Why Ingestion of Caustic Substances is Not A Good Idea

The week that the U.S. President suggested that using disinfectants to treat the coronavirus could be helpful, there was a spike in calls to poison control centers: Calls to poison control centers spike after Trump disinfectant comments.  In addition, coincidentally, a review article was published: Ingestion of Caustic Substances (RS Hoffman et al. NEJM 2020; 382: 1739-48).


  • Chevalier Jackson (1865-1958), an otolaryngologist and often called the ‘father of endoscopy,’ advocated for warning labels on bottles that contained caustic agents.
  • U.S. Federal Caustic Poison Act 1927 mandated labeling and U.S. Poison Prevention Packaging Act 1970 mandated child-resistant containers
  • Currently, poison control centers in the U.S. advise storage “up and away” of caustic agents (Great website for families: www.upandaway.org)


  • Nearly 1000 children are hospitalized each year with caustic ingestions.
  • In younger children, ingestions typically involve smaller amounts than in adolescents and adults (in which ingestions are usually deliberate attempts at self-harm)

Clinical Outcomes:

  • GI: Caustics (both acid and alkali) may result in esophageal perforations with mediastinitis, as well as bowel perforation and bleeding.  Esophageal strictures can develop weeks to months afterwards
  • ENT: May compromise airway
  • Eye/Skin: Splash may cause eye injuries and skin burns

Approach to Management:

The authors present an algorithm (Figure 1) –Key points:

  • For adults and adolescents, when there are oropharyngeal findings with intentional ingestions, there is a high likelihood of gastroesophageal injury. In younger children, the presence of oropharyngeal findings is much less likely to be associated with gastroesophageal injury due to smaller ingested quantities.
  • The authors advocate a selective approach towards endoscopy in young children.  “For children with only vomiting or drooling and those who refuse to drink, overnight observation is routine, and endoscopy is performed only if symptoms persist and the child remains unable to take oral fluids”  If there is vomiting and drooling or stridor alone, endoscopy is recommended.
  • Endoscopy, when indicated, “should be performed in the first 24 to 48 hours.”  Delayed endoscopy may increase the risk of perforation.
  • Clinical attempts to empty the stomach can potentially increase injury.

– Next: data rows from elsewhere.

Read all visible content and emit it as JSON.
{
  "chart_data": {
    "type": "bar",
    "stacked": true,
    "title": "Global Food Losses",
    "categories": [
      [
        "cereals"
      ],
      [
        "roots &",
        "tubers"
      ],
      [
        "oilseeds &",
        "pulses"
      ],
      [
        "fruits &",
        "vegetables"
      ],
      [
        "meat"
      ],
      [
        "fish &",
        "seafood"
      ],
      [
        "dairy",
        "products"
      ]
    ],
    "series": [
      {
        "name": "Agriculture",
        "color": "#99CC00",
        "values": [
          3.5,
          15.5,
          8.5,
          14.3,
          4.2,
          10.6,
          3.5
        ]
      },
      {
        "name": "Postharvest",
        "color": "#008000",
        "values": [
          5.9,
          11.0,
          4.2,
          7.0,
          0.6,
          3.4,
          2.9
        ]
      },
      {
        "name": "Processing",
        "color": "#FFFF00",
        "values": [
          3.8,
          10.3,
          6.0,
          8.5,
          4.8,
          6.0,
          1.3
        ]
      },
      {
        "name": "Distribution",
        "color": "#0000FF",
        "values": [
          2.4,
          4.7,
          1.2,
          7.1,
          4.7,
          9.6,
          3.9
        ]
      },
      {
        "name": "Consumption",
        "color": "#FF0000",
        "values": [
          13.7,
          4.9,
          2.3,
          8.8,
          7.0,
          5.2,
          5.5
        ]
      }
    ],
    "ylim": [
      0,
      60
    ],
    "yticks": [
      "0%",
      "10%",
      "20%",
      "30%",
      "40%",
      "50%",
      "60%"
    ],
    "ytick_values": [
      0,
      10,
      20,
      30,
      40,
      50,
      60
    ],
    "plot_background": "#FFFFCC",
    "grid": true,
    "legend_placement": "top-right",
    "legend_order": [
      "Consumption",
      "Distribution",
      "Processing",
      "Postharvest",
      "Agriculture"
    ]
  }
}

However, “use of water immediately after ingestion (usually at home) to irrigate adherent materials” may be useful if patient can swallow safely and breathe without difficulty.

Grading Esophageal Injury -Zargar Classification:

For patients too ill to undergo endoscopy, CT is an alternative

Use of Corticosteroids:

This issue is discussed at length.  Though routine use of steroids failed to show benefit in several (underpowered) studies, the authors not that Usta et al (Pediatrics 2014; 133: E1518-24) “randomly assigned children with grade 2B esophageal injuries to 3 days of methylprednisolone ( 1 g per 1.73m2 of BSA per day) or placebo, plus 1 week of ceftriaxone and ranitidine…A significant benefit was reported in the methylprednisolone group.”  Thus, “patients with grade 2B injuries, who have a high risk of progression to stricture and a low risk of perforation, are most likely to benefit from…glucocorticoid therapy.”  The authors state this is in agreement with current guidelines (JPGN 2017; 64: 133-53).

Other Management:

  • Consider placement of nasogastric tube at time of endoscopy
  • Sucralfate has been shown to help with esophageal healing
  • Mitomycin C has been studied and has some data indicating fewer dilatations were needed for caustic-induced strictures.  Long-term risk of malignancy with mitomycin C is uncertain.

My take: Most children with caustic ingestions will not need endoscopy.  Sucralfate is a useful adjunct.  A subset of children may benefit from 3 days of methylprednisolone.